There’s a big, furry monster terrorising Salem Uni, attacking students with its razor-sharp claws. And when it’s suggested the beast may have a human alter-ego, there’s no shortage of suspects amongst Abby’s circle of friends. Her jealous boyfriend, David, is high up on that list, until his handsome face gets slashed by the monster during a secret rendezvous with flirtatious drama major – and mistress of disguise – Sissy. Creature-feature obsessives, Jerry and Lenny, are absolved when they also fall victim to the beast’s rampages. Could it be sinister science nerd Stan, who is always in the chem lab creeping Abby out when she’s trying to finish her doomed extra credit project? Or her roommate, Carrie, who disappears all night and turns up with mysterious bruises? Or perhaps it’s hot upperclassman Martin, who has taken a sudden, ardent interest in Abby?
She has no clue, but a monster on campus is just one more thing for Abby to worry about alongside her complicated love life, exhausting study/work/socialise schedule, and desperate need to get her chemistry project finished so she gets that all-important A.

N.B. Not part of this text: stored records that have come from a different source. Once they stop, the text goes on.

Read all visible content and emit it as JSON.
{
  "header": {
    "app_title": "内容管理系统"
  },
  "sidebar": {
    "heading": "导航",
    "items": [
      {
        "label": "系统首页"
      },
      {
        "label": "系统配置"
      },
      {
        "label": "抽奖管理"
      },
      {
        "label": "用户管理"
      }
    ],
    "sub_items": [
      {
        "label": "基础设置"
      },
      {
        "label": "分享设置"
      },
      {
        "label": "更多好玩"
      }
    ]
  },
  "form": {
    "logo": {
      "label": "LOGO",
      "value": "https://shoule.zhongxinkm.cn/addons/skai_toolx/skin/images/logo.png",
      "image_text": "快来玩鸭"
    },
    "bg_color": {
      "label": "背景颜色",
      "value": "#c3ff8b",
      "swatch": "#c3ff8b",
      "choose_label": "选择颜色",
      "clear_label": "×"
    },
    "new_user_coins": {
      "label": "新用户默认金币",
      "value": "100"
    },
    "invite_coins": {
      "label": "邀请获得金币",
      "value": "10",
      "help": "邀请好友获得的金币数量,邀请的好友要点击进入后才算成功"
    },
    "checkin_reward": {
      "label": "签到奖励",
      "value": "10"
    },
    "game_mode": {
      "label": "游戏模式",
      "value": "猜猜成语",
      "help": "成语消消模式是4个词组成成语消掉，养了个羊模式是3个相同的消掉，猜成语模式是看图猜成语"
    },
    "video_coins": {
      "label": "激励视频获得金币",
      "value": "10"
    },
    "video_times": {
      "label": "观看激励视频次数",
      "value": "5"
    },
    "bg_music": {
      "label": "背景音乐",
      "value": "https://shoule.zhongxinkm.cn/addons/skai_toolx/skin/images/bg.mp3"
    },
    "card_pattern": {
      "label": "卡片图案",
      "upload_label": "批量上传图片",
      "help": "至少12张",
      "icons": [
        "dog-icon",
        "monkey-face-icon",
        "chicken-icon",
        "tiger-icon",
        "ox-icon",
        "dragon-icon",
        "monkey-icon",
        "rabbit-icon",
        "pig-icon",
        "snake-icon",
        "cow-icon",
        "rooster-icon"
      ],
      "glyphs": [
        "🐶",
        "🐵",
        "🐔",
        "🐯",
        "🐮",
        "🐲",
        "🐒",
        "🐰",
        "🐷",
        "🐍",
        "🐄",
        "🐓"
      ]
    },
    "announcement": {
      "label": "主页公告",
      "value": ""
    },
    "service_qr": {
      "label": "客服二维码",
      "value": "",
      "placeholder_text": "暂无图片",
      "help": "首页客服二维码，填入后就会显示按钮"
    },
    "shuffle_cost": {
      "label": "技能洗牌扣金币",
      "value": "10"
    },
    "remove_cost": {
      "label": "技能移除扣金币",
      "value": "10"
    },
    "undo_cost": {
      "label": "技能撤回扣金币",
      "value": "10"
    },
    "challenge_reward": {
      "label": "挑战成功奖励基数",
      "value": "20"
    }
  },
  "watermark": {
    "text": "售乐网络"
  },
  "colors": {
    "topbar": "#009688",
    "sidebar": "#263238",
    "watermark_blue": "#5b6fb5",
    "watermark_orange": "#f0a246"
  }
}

Monster is the daftest entry in the Nightmare Hall series; a silly take on the Dr Jekyll and Mr Hyde formula, where the race is on to work out the identity of the human side of the beast before they go as far as killing someone. It should work well as a whodunit, but the cast of suspects is quickly eroded when half of them cross over into victim status far too early in the narrative. Brushing aside these early-bath-takers – and the obvious red herrings – we’re left with two potential shape-shifters. That it turns out to be the slightly less obvious one isn’t necessarily a mark in Monster’s favour. It leads to a messy dismount in the finale and, when we’re left hanging on the last page, it feels dissatisfying rather than suspenseful.
A bold break from the usual PH formula, but one which quickly bubbles over into ridiculousness and predictability.
I appreciate YA fiction is mostly enjoyed by pre-teens, but surely the vast majority of PH readers have long since grown out of a fear of monsters under the bed? It’s difficult to imagine anyone over seven finding this entry scary. And yet, it deals with some of the most adult topics covered by the franchise, including the desire to experiment sexually at college, and domestic abuse. At one point, it seems the whole ‘monster’ plot might be an allegory for violence in relationships, and it’s disappointing when it subsequently becomes clear that’s not the case. The horror of the Jekyll and Hyde story lies in a gradual loss of control as the monster takes over from the man, but that element is omitted from this re-telling. The violence of Monster is incongruous with the lack of horror, and it mars the whole narrative, making it an unpleasant, rather than a scary, read.